The names of these entities suggest they are bankrolled by the party faithful. But the caucus organizations are actually large bank accounts stuffed with special interest money and used in part to help incumbent lawmakers beat members of their own party. The caucuses and their campaign finance tactics comprise one little-known aspect of PACs. 

♦ The House Republican Caucus, the Senate Republican Caucus, and the House-Senate Democratic Caucus are three key entities. Each has an annual fundraiser aimed at filling the tills. 

♦ Two other funds — the House Democratic Caucus and the Senate Democratic Caucus — operate chiefly with funds sent to them by the House-Senate Democratic Caucus. The Senate Democratic Caucus hasn't been very active this year because its overseer, Sen. Bob Rochelle of Lebanon, was in the doghouse with some of his more partisan colleagues. The Democrats practically shut his fund down as a retaliatory measure and began drawing checks directly from the House-Senate Democratic Caucus. 
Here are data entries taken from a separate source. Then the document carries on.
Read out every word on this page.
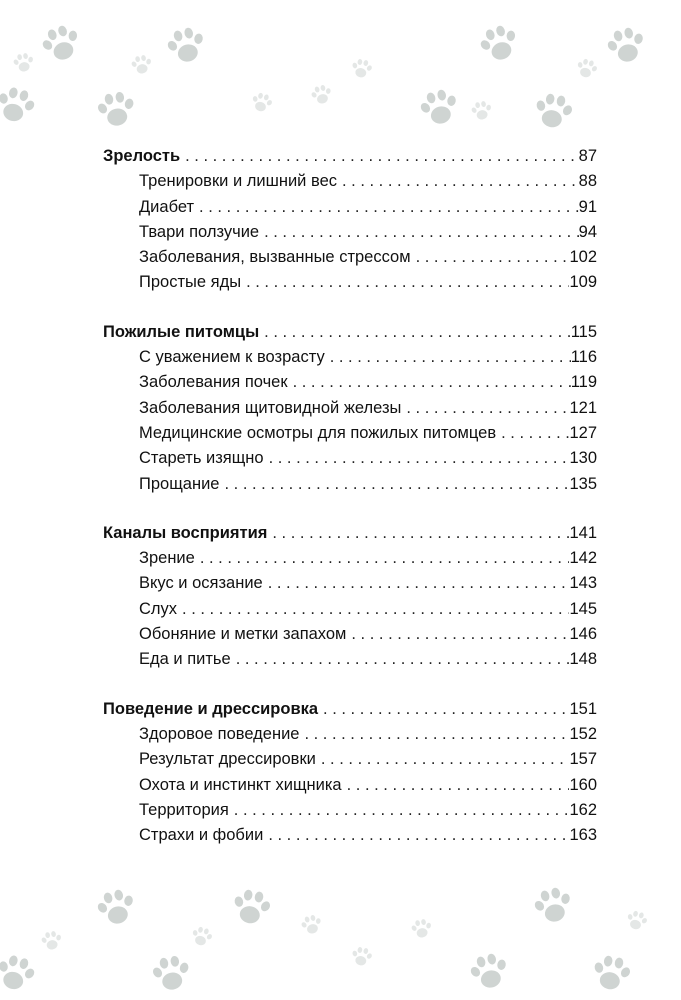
Зрелость . . .	87
Тренировки и лишний вес . . .	88
Диабет . . .	91
Твари ползучие . . .	94
Заболевания, вызванные стрессом . . .	102
Простые яды . . .	109
Пожилые питомцы . . .	115
С уважением к возрасту . . .	116
Заболевания почек . . .	119
Заболевания щитовидной железы . . .	121
Медицинские осмотры для пожилых питомцев . . .	127
Стареть изящно . . .	130
Прощание . . .	135
Каналы восприятия . . .	141
Зрение . . .	142
Вкус и осязание . . .	143
Слух . . .	145
Обоняние и метки запахом . . .	146
Еда и питье . . .	148
Поведение и дрессировка . . .	151
Здоровое поведение . . .	152
Результат дрессировки . . .	157
Охота и инстинкт хищника . . .	160
Территория . . .	162
Страхи и фобии . . .	163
♦ A sixth PAC fund, controlled by the state's three Constitutional officers, also gives money to legislators, who ultimately determine whether to re-elect the trio. That PAC — called the Tennessee Legislative Fund — exists on money given to it by special-interest PACs and numerous small donations. Administered by Secretary of State Gentry Crowell, Treasurer Harlan Mathews, and Comptroller William Snodgrass, the fund even took $2,000 last year from the House-Senate Democratic Caucus, then turned around and paid it out to Democratic candidates. 

The lawmakers' PACs carry "Republican" and "Democratic" labels, but their activities include trying to stifle challengers from within their own parties, according to campaign disclosure records through July 28. 

A total of $27,000 was given by the House-Senate Democratic Caucus to the campaigns of Rochelle, Bill Richardson of Columbia, Bill Owen of Knoxville, Avon Williams of Nashville, Jim Lewis of South Pittsburg, Tommy Burks of Monterey, and Frank Lashlee of Camden. All of these Democrats had opposition from within their own party and all won with the help of caucus money. 

A total of $10,500 was doled out by the House Democratic Caucus to 14 different Democrats who were challenged in the primary. Another $2,114 was given by the House Republican Caucus to five candidates with Republican opponents.